February 28, 2008 · 3 Comments

And why should anyone be serious about it? It’s so boring, isn’t it? All those figures and statistics that are read out in every Budget session induce us into a stupor. We need instant entertainment. And our MPs oblige us. After all, they are our representatives, aren’t they? And they don’t disappoint…

TNN reports,

The longest session of India’s Parliament is traditionally the Budget session, which underlines the importance of the business of getting the legislature to scrutinise the Budget.

In reality, however, Lok Sabha in recent years has spent less and less time discussing the Budget — in fact, it spends much more time interrupting the session.
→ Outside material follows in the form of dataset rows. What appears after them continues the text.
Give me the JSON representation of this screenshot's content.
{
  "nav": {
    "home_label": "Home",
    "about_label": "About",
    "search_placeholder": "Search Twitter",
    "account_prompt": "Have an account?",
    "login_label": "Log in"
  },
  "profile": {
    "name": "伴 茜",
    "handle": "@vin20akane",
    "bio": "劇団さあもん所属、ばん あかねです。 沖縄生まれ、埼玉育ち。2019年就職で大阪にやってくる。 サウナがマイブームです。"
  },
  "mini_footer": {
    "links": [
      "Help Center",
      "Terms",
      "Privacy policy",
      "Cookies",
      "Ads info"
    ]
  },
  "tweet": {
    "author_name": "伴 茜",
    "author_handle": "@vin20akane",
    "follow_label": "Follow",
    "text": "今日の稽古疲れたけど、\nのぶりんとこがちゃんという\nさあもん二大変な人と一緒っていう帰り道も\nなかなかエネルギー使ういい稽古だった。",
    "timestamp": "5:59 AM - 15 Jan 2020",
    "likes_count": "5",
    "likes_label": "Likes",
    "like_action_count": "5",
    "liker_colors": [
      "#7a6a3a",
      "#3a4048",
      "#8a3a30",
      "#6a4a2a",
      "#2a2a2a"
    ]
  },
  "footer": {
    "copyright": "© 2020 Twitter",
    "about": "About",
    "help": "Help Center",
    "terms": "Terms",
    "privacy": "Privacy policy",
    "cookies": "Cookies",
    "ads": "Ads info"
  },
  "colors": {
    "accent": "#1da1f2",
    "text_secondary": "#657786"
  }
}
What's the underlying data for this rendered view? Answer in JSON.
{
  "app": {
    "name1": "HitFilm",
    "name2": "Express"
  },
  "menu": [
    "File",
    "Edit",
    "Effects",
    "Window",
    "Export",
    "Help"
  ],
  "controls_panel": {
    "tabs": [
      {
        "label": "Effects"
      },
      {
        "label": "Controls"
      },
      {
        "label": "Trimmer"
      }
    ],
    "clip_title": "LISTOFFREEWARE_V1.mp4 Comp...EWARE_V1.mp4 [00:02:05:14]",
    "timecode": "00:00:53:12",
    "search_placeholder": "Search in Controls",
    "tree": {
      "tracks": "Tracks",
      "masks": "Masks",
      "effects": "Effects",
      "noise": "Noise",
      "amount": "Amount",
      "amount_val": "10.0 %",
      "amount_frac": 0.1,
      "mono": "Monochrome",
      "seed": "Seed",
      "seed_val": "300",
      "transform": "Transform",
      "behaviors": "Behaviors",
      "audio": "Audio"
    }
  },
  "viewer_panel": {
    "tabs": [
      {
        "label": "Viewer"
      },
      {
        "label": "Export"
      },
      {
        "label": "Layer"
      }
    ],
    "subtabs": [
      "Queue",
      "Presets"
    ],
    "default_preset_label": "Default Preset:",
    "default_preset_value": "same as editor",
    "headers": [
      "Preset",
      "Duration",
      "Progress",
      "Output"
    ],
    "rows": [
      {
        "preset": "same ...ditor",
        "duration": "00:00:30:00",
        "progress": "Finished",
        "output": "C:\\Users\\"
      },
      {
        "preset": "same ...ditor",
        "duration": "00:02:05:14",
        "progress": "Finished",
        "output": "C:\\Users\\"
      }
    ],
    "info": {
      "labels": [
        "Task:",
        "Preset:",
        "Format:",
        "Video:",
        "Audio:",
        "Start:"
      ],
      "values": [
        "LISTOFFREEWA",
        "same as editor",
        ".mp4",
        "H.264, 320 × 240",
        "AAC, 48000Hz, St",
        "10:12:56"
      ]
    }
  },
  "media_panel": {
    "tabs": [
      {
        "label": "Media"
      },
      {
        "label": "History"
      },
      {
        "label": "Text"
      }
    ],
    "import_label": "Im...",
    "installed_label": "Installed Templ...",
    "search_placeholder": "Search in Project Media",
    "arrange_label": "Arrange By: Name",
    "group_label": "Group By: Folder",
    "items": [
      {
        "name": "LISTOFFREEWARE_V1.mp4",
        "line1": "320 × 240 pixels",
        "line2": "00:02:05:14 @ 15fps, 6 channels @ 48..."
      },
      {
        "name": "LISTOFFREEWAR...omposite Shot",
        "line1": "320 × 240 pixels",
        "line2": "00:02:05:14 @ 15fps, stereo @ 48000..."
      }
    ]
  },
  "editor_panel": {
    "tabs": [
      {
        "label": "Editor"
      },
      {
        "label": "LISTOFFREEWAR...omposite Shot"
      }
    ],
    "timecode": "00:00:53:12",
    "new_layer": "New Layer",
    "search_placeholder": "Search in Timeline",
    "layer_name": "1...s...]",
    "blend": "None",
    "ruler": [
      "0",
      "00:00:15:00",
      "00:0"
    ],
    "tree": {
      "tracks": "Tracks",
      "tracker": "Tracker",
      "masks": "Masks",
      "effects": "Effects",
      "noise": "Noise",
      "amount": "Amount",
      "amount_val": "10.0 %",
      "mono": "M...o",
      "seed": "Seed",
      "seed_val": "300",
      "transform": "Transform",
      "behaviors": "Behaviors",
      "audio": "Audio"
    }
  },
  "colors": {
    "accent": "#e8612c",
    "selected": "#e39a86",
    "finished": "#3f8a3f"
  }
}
The result is that year after year an overwhelming majority of the government’s expenditure plans — the demands for grants of the various ministries and governments — have been passed by Lok Sabha with no discussion on them in the House.

The report further says that 95 per cent of the demands for grants are passed without a discussion in the Parliament. And when the demands for grants now total in the region of Rs 18,00,000 crore a year, you get the general idea of the situation, don’t you? But who cares, we get instant entertainment, don’t we? Those shouting matches, those near-scuffles in Parliament when the whole world is seeing, that is what we want. Economics be damned!

As I have already said, the MPs are the representatives of the people. So, the way they are behaving probably showcases the shallowness of the people too. We don’t think anymore. As I am constantly rambling on my blog, we know only one way of protest nowadays: riots, violent bandhs, etc. Gandhiji is forgotten and Satyagraha is passe. It’s not a big surprise then, that this mindset manifests itself in our Parliament, is it?

Update:

The Lok Sabha Speaker Somnath Chatterjee seems to agree with me! Today, he was forced to adjourn the house till noon after opposition MPs gathered near his podium shouting slogans.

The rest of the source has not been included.